Podcast – JustAskMarc

Podcast – JustAskMarc


Tone Tighten and Firm – JAM017

May 27, 2015

You’ve probably read or heard somewhere that toning (using smaller weights for higher reps) doesn’t work and is a complete waste of your time.
While I’m not here to totally disagree (if you truly want to build muscle, you will need to lift heavy things) I do want to point out that telling somebody who’s overweight or not comfortable yet with harder workouts… can be a bit discouraging.  Here’s a really well put comment when it comes to telling people that toning tighten and firm workouts don’t work.
Making fun of people who do toning exercises is not helpful, and claiming that they will produce no results at all is lying.
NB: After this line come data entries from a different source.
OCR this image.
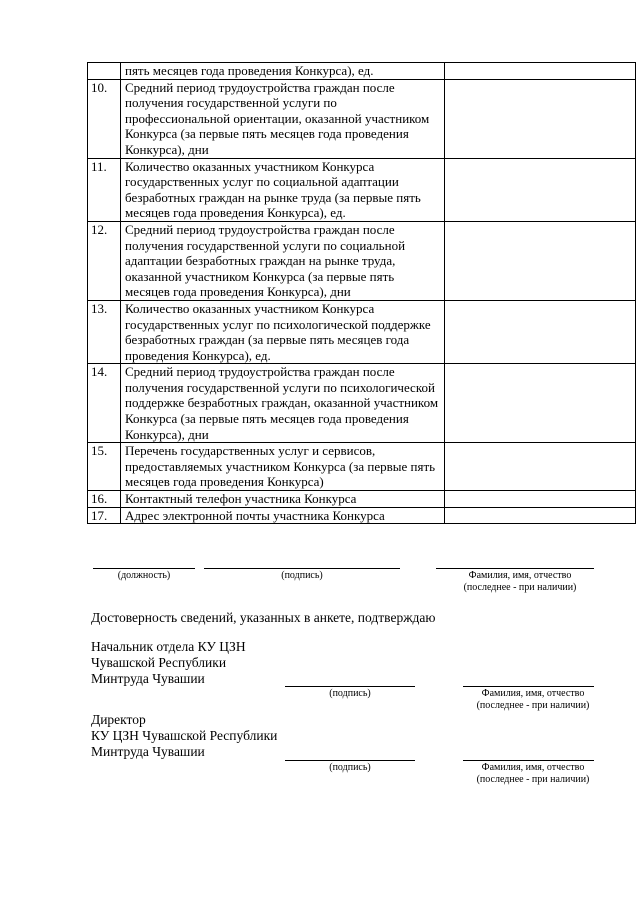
	пять месяцев года проведения Конкурса), ед.	
10.	Средний период трудоустройства граждан после получения государственной услуги по профессиональной ориентации, оказанной участником Конкурса (за первые пять месяцев года проведения Конкурса), дни	
11.	Количество оказанных участником Конкурса государственных услуг по социальной адаптации безработных граждан на рынке труда (за первые пять месяцев года проведения Конкурса), ед.	
12.	Средний период трудоустройства граждан после получения государственной услуги по социальной адаптации безработных граждан на рынке труда, оказанной участником Конкурса (за первые пять месяцев года проведения Конкурса), дни	
13.	Количество оказанных участником Конкурса государственных услуг по психологической поддержке безработных граждан (за первые пять месяцев года проведения Конкурса), ед.	
14.	Средний период трудоустройства граждан после получения государственной услуги по психологической поддержке безработных граждан, оказанной участником Конкурса (за первые пять месяцев года проведения Конкурса), дни	
15.	Перечень государственных услуг и сервисов, предоставляемых участником Конкурса (за первые пять месяцев года проведения Конкурса)	
16.	Контактный телефон участника Конкурса	
17.	Адрес электронной почты участника Конкурса	
(должность)	(подпись)	Фамилия, имя, отчество
(последнее - при наличии)
Достоверность сведений, указанных в анкете, подтверждаю
Начальник отдела КУ ЦЗН
Чувашской Республики
Минтруда Чувашии
(подпись)	Фамилия, имя, отчество
(последнее - при наличии)
Директор
КУ ЦЗН Чувашской Республики
Минтруда Чувашии
(подпись)	Фамилия, имя, отчество
(последнее - при наличии)
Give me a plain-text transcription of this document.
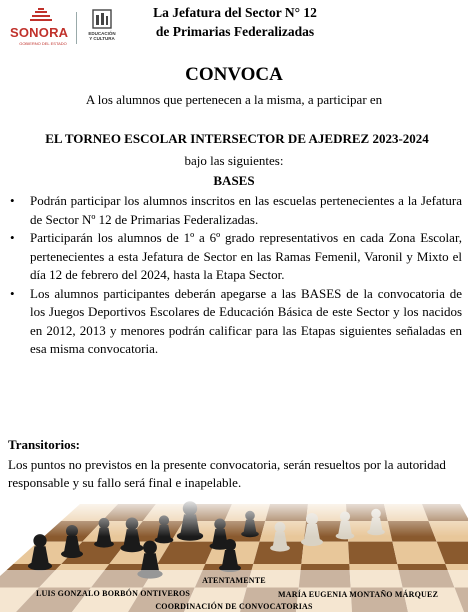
SONORA
GOBIERNO DEL ESTADO
EDUCACIÓN
Y CULTURA
La Jefatura del Sector N° 12
de Primarias Federalizadas
CONVOCA
A los alumnos que pertenecen a la misma, a participar en
EL TORNEO ESCOLAR INTERSECTOR DE AJEDREZ 2023-2024
bajo las siguientes:
BASES
• Podrán participar los alumnos inscritos en las escuelas pertenecientes a la Jefatura de Sector Nº 12 de Primarias Federalizadas.
• Participarán los alumnos de 1º a 6º grado representativos en cada Zona Escolar, pertenecientes a esta Jefatura de Sector en las Ramas Femenil, Varonil y Mixto el día 12 de febrero del 2024, hasta la Etapa Sector.
• Los alumnos participantes deberán apegarse a las BASES de la convocatoria de los Juegos Deportivos Escolares de Educación Básica de este Sector y los nacidos en 2012, 2013 y menores podrán calificar para las Etapas siguientes señaladas en esa misma convocatoria.
Transitorios:
Los puntos no previstos en la presente convocatoria, serán resueltos por la autoridad responsable y su fallo será final e inapelable.
ATENTAMENTE
LUIS GONZALO BORBÓN ONTIVEROS	MARÍA EUGENIA MONTAÑO MÁRQUEZ
COORDINACIÓN DE CONVOCATORIAS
Be encouraging instead of demeaning. – Reddit
It’s similar in the misguided thinking.  While the 2nd is way more efficient, it might discourage somebody who’s really need to put their big toe in the water and start to wade in deeper.
That being said, I am not a believer in toning exercises.  You should lift a weight that makes it hard to do, encouraging your body to change.  If that means lifting the pink dumbbells to 20-30 reps where it’s impossible to complete another repetition under your own power, it sure beats lifting that same dumbbells for the same repetitions with ease.
There’s a very good study that tackles the question, does light load training build muscle in experienced lifters?  If you read it carefully, you’ll still see the repetitions are done at a higher range but the weight used pushed the person to fail which means it wasn’t that light.  It was just much lighter than you’d typically use at a much lower rep range.
Thus, high rep, heavy weight training can build muscle.  It’s not as easy as it sounds.
The point being, you build muscle, maintain muscle or you don’t build it.  The concept of toning is technically misleading.
In many cases, people have done what we think are toning exercises and it turns out they build up some muscle, burned off the fat and looked better than before.  Mainly because something is better than nothing.  And when they did what most of us “meatheads” consider very light weight, it was relatively difficult for them and they did it in a fashion that pushed their limitations.  In essence…
They thought they were just toning but in fact, they were building some muscle and burning fat!
Maybe not as efficiently as they could with a lower repetition scheme and heavier weight but it still worked and allowed them to feel more at ease. That’s not to say you should dump the concept of lifting heavy things!  You should strive for that for numerous other reasons.
The bottom line is that toning is just inefficient weight lifting but it can and does work if the work is done to a point that is hard for the client.